Strong opinions, weakly held

Food myths

The New York Times has a list of food myths, solicited from a variety of experts. The main takeaway is that all you really need to pay attention to when it comes to diet is Michael Pollan’s 2007 article on nutrition, in which he provides a simple suggestion:

Eat food. Not too much. Mostly plants.

Everything else seems to be subject to change based on the latest of the research and the fashions and hysteria of the day.
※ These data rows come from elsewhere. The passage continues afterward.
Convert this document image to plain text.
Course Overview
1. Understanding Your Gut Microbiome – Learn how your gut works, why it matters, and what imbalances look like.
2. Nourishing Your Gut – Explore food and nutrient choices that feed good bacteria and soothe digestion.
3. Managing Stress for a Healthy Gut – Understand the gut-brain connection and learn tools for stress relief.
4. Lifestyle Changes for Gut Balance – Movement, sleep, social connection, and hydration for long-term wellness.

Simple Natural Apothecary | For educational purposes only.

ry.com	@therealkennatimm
Update: More evidence that eating lots of red meat is really bad for you. My advice is to turn to fried chicken for refuge.

1 Comment

  1. I’ve read his In Defense of Food book, and started the Eater’s Manifesto, and must admit I am a Michael Pollan disciple. He makes some really compelling and downright common sense points about the world’s food supply and how out of whack the whole chain is and the detrimental effects upon one’s body, health and the environment at large. I have changed the way I shop a good bit, and find it interesting that I am using some of his guidelines, like shopping more on the perimeter of the store instead of down the aisles where the more processed food is, and trying to buy things your grandma or great grandma would recognize as food, without a lot of effort involved. I am totally pleased that the Obamas have planted a garden in the back lawn, and at my home, we have already planted one “square foot” veggie garden and a similar herb garden after having two container gardens over the past year. A friend of mine is threatening to kidnap me and take me out for a Cosmopolitan or a Margarita because I told her I have actually been making and freezing stocks…chicken, beef, veggie…and was in the middle of making strawberry jam. My point in all this is…if I can do it, anyone can, and it’s easier than you might think.